The Aeron is the bestselling office chair of all time. Though when it was first designed, people inside the organization hated it, outside designers thought it was hideous, and facility managers who make the bulk purchasing decisions were disgusted by it. But someone gave it the green light anyway. That person was a tastemaker.
Most of us are tasters. We know what we like and what we don’t like. But as Malcolm Gladwell explains in Blink, our preferences are highly unstable particularly when what we’re evaluating is potentially revolutionary or game changing. We just don’t have the vocabulary to describe something that’s so different, and so it’s easy to label it as ugly or weird. What we don’t realize is that not long after, under different circumstances, we’ll love it.
So what does this mean? Our own initial gut preferences, our “taste” is often an unreliable indicator of success. That’s why we’re in awe of taste “makers”. They seem to have the uncanny ability to sense, not how something tastes right now, but how it will taste in the future, in a world where preferences inevitably evolve.

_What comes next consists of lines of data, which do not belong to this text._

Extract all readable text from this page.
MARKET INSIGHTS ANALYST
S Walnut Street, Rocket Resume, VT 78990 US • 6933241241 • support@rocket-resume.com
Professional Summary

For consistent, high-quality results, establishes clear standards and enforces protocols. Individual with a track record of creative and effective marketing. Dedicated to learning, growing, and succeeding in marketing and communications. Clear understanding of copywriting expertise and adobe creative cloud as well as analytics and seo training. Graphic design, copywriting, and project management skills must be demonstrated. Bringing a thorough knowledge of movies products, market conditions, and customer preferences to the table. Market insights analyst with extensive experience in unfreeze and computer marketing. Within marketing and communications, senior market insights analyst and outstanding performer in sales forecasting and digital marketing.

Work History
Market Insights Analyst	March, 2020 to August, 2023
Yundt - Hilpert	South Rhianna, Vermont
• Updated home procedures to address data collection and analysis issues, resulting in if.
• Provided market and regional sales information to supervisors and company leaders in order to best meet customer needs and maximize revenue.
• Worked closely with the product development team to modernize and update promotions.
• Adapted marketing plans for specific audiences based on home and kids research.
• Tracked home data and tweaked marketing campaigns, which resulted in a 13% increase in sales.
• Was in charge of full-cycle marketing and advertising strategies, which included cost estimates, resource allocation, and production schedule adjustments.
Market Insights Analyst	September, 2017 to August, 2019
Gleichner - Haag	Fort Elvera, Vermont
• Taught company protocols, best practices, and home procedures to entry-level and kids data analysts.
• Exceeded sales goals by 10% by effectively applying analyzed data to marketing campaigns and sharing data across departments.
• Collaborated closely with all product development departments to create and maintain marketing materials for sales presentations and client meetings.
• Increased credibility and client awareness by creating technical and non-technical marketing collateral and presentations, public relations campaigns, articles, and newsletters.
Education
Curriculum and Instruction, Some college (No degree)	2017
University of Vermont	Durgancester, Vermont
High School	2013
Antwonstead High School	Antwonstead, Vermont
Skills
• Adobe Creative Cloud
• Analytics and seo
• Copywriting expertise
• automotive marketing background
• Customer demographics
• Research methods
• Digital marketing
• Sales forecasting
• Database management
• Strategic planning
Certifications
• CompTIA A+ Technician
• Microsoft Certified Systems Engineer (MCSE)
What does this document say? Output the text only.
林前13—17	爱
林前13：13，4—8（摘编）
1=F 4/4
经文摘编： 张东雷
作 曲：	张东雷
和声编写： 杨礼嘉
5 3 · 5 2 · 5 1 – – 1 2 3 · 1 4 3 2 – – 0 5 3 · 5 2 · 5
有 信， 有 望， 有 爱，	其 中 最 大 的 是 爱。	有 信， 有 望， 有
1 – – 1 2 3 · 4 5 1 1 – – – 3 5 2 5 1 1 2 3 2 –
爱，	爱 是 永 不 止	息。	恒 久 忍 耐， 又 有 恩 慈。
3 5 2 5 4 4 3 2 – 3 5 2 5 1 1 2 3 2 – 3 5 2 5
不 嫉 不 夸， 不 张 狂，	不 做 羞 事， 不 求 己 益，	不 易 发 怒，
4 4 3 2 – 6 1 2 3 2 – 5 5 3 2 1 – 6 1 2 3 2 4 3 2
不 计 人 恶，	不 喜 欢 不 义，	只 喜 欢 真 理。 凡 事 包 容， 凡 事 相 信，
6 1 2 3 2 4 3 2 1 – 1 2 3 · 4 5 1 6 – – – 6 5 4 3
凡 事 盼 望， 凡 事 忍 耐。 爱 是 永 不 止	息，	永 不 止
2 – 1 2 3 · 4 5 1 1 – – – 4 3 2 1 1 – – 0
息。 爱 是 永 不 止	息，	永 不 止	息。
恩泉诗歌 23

But is taste-making skill or simply bravado? Hard to say, but one thing’s for sure, if we want game changing innovations, we need it.
Every now and then, at the meeting to determine whether the project gets the green light or not, someone has to stand up and say, “It’s different, but I can see how it might work. We should try it.”
Someone has to have the guts to be a tastemaker.
If not you might be missing the greatest opportunity of all: the chance to give the market something they never knew they wanted, something even you never knew you wanted.